Earlier in 2025, OpenAI released its own open-source artificial intelligence models, namely GPT-OSS-20B and GPT-OSS-120B, both of which demonstrated superior reasoning performance compared to many existing open models.
Now, the company has unveiled a new safety-centric family of models — GPT-OSS-SafeGuard-20B and GPT-OSS-SafeGuard-120B — designed primarily for security classification tasks and enabling developers to define their own safety boundaries.
Unlike imposing a one-size-fits-all safety framework, OpenAI allows developers to adjust their safety parameters based on contextual needs — for instance, relaxing certain restrictions in specific use cases to offer users more flexibility and functionality.
The new models leverage their reasoning capabilities to interpret developer-defined safety policies during inference, rather than relying on static, pre-trained constraints. They can perform safety classification on user messages, chat segments, or entire conversation histories, depending on the application’s requirements.
Because safety policies are applied at inference time rather than during training, developers retain the ability to modify and refine their strategies to improve performance. Each model can simultaneously accept two inputs — a policy and the content to be analyzed — and will output both the classification result and a reasoning trace that explains the decision.

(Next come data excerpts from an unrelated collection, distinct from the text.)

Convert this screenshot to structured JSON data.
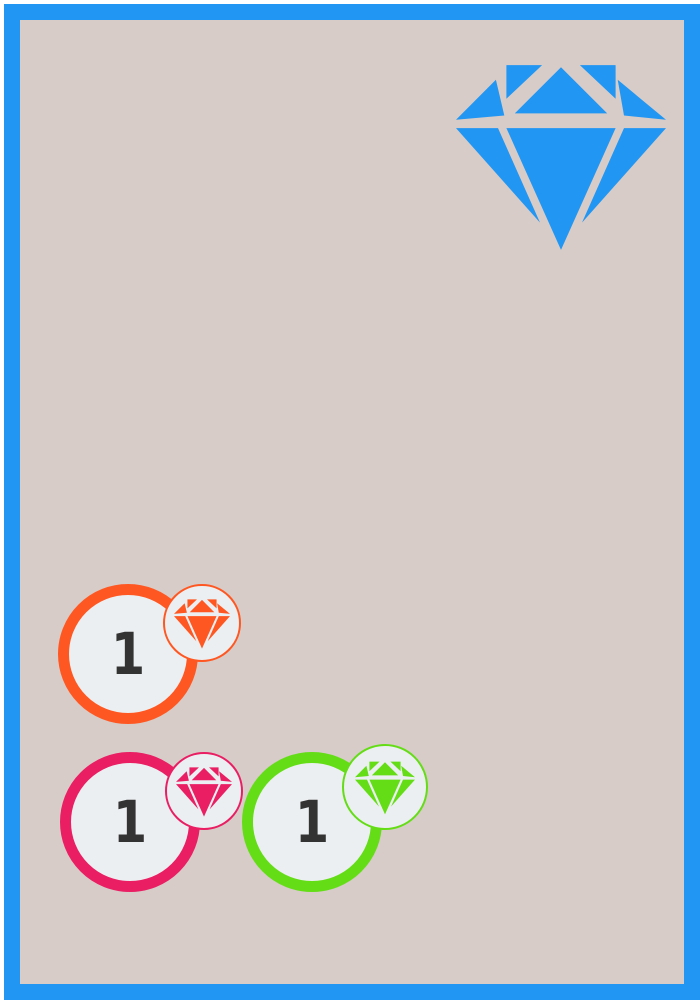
{
  "card": {
    "border_color": "#2196f3",
    "background_color": "#d7ccc8",
    "gem_icon": "diamond-icon",
    "gem_color": "#2196f3"
  },
  "costs": [
    {
      "gem": "orange",
      "color": "#ff5722",
      "amount": "1"
    },
    {
      "gem": "pink",
      "color": "#e91e63",
      "amount": "1"
    },
    {
      "gem": "green",
      "color": "#64dd17",
      "amount": "1"
    }
  ]
}
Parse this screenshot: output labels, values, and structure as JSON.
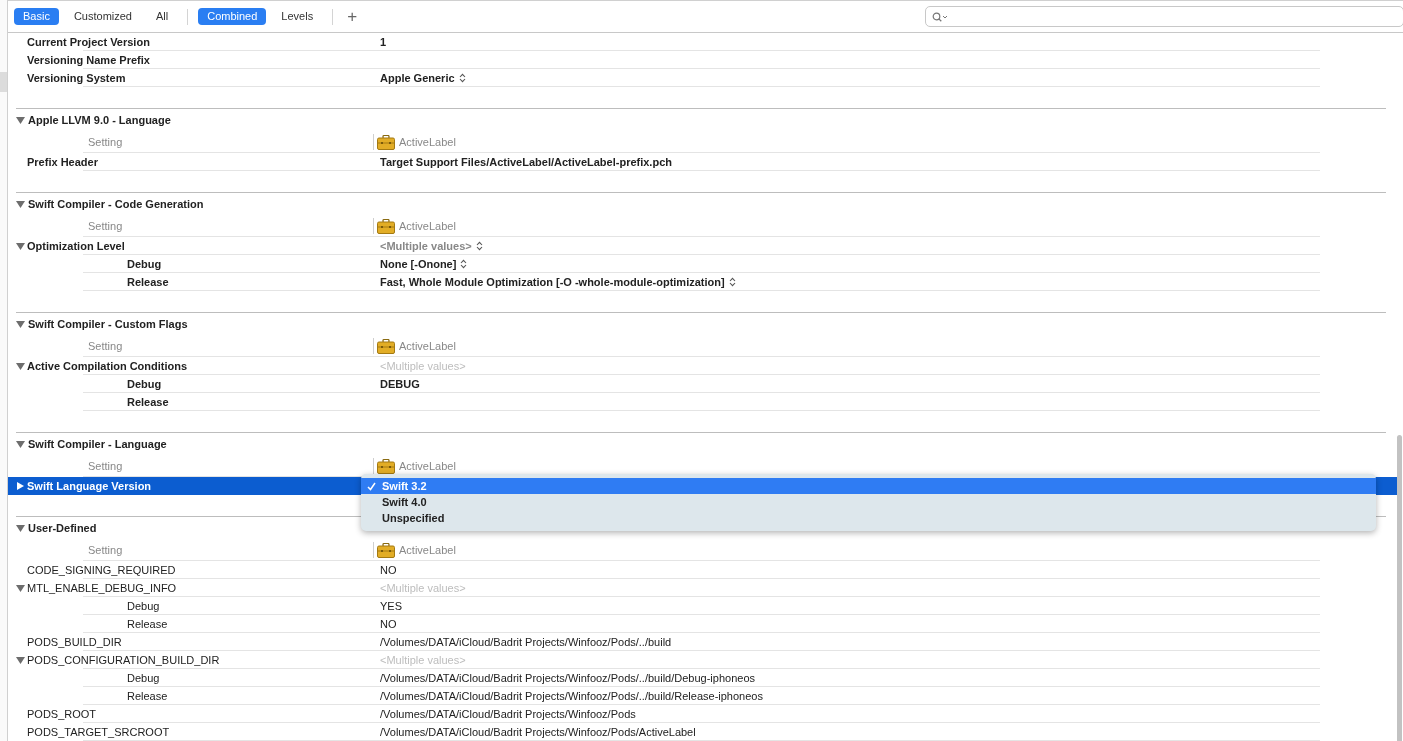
{
  "toolbar": {
    "scope_tabs": [
      {
        "label": "Basic",
        "selected": true
      },
      {
        "label": "Customized",
        "selected": false
      },
      {
        "label": "All",
        "selected": false
      }
    ],
    "view_tabs": [
      {
        "label": "Combined",
        "selected": true
      },
      {
        "label": "Levels",
        "selected": false
      }
    ],
    "add_button": "+"
  },
  "sections": [
    {
      "bold": true,
      "rows": [
        {
          "kind": "plain",
          "name": "Current Project Version",
          "value": "1",
          "popup": false,
          "selected": false
        },
        {
          "kind": "plain",
          "name": "Versioning Name Prefix",
          "popup": false,
          "selected": false
        },
        {
          "kind": "plain",
          "name": "Versioning System",
          "value": "Apple Generic",
          "popup": true,
          "selected": false
        }
      ]
    },
    {
      "title": "Apple LLVM 9.0 - Language",
      "expanded": true,
      "bold": true,
      "rows": [
        {
          "kind": "setting",
          "label": "Setting",
          "target": "ActiveLabel"
        },
        {
          "kind": "plain",
          "name": "Prefix Header",
          "value": "Target Support Files/ActiveLabel/ActiveLabel-prefix.pch",
          "popup": false,
          "selected": false
        }
      ]
    },
    {
      "title": "Swift Compiler - Code Generation",
      "expanded": true,
      "bold": true,
      "rows": [
        {
          "kind": "setting",
          "label": "Setting",
          "target": "ActiveLabel"
        },
        {
          "kind": "group",
          "name": "Optimization Level",
          "value": "<Multiple values>",
          "dimmed": false,
          "popup": true,
          "expanded": true,
          "selected": false,
          "children": [
            {
              "name": "Debug",
              "value": "None [-Onone]",
              "popup": true
            },
            {
              "name": "Release",
              "value": "Fast, Whole Module Optimization  [-O -whole-module-optimization]",
              "popup": true
            }
          ]
        }
      ]
    },
    {
      "title": "Swift Compiler - Custom Flags",
      "expanded": true,
      "bold": true,
      "rows": [
        {
          "kind": "setting",
          "label": "Setting",
          "target": "ActiveLabel"
        },
        {
          "kind": "group",
          "name": "Active Compilation Conditions",
          "value": "<Multiple values>",
          "dimmed": true,
          "popup": false,
          "expanded": true,
          "selected": false,
          "children": [
            {
              "name": "Debug",
              "value": "DEBUG",
              "popup": false
            },
            {
              "name": "Release",
              "popup": false
            }
          ]
        }
      ]
    },
    {
      "title": "Swift Compiler - Language",
      "expanded": true,
      "bold": true,
      "rows": [
        {
          "kind": "setting",
          "label": "Setting",
          "target": "ActiveLabel"
        },
        {
          "kind": "group",
          "name": "Swift Language Version",
          "popup": false,
          "expanded": false,
          "selected": true,
          "menu": [
            {
              "label": "Swift 3.2",
              "selected": true
            },
            {
              "label": "Swift 4.0",
              "selected": false
            },
            {
              "label": "Unspecified",
              "selected": false
            }
          ]
        }
      ]
    },
    {
      "title": "User-Defined",
      "expanded": true,
      "bold": false,
      "rows": [
        {
          "kind": "setting",
          "label": "Setting",
          "target": "ActiveLabel"
        },
        {
          "kind": "plain",
          "name": "CODE_SIGNING_REQUIRED",
          "value": "NO",
          "popup": false,
          "selected": false
        },
        {
          "kind": "group",
          "name": "MTL_ENABLE_DEBUG_INFO",
          "value": "<Multiple values>",
          "dimmed": true,
          "popup": false,
          "expanded": true,
          "selected": false,
          "children": [
            {
              "name": "Debug",
              "value": "YES",
              "popup": false
            },
            {
              "name": "Release",
              "value": "NO",
              "popup": false
            }
          ]
        },
        {
          "kind": "plain",
          "name": "PODS_BUILD_DIR",
          "value": "/Volumes/DATA/iCloud/Badrit Projects/Winfooz/Pods/../build",
          "popup": false,
          "selected": false
        },
        {
          "kind": "group",
          "name": "PODS_CONFIGURATION_BUILD_DIR",
          "value": "<Multiple values>",
          "dimmed": true,
          "popup": false,
          "expanded": true,
          "selected": false,
          "children": [
            {
              "name": "Debug",
              "value": "/Volumes/DATA/iCloud/Badrit Projects/Winfooz/Pods/../build/Debug-iphoneos",
              "popup": false
            },
            {
              "name": "Release",
              "value": "/Volumes/DATA/iCloud/Badrit Projects/Winfooz/Pods/../build/Release-iphoneos",
              "popup": false
            }
          ]
        },
        {
          "kind": "plain",
          "name": "PODS_ROOT",
          "value": "/Volumes/DATA/iCloud/Badrit Projects/Winfooz/Pods",
          "popup": false,
          "selected": false
        },
        {
          "kind": "plain",
          "name": "PODS_TARGET_SRCROOT",
          "value": "/Volumes/DATA/iCloud/Badrit Projects/Winfooz/Pods/ActiveLabel",
          "popup": false,
          "selected": false
        }
      ]
    }
  ]
}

According to OpenAI, this approach is particularly effective in the following scenarios:
- When potential risks are emerging or evolving rapidly, requiring policies to adapt swiftly;
- When the domain is too sensitive or specialized for small-scale classifiers to handle effectively;
- When developers lack sufficient labeled data to train high-quality, risk-specific classifiers;
- When interpretability and reliability are more critical than latency or throughput.
No model is without trade-offs, and OpenAI notes two primary limitations of the SafeGuard line:
First, if developers possess the time and data to train traditional classifiers on tens of thousands of labeled samples, such custom systems may still outperform SafeGuard on highly complex or high-stakes tasks. In other words, custom-trained classifiers remain the optimal choice for maximum precision.
Second, the SafeGuard models are computationally heavier and slower to execute, making them less suitable for deployment across all content on large-scale platforms.
The SafeGuard models are released under the Apache 2.0 license, granting anyone the freedom to use, modify, and deploy them. Interested developers can download the models directly from OpenAI’s official repository.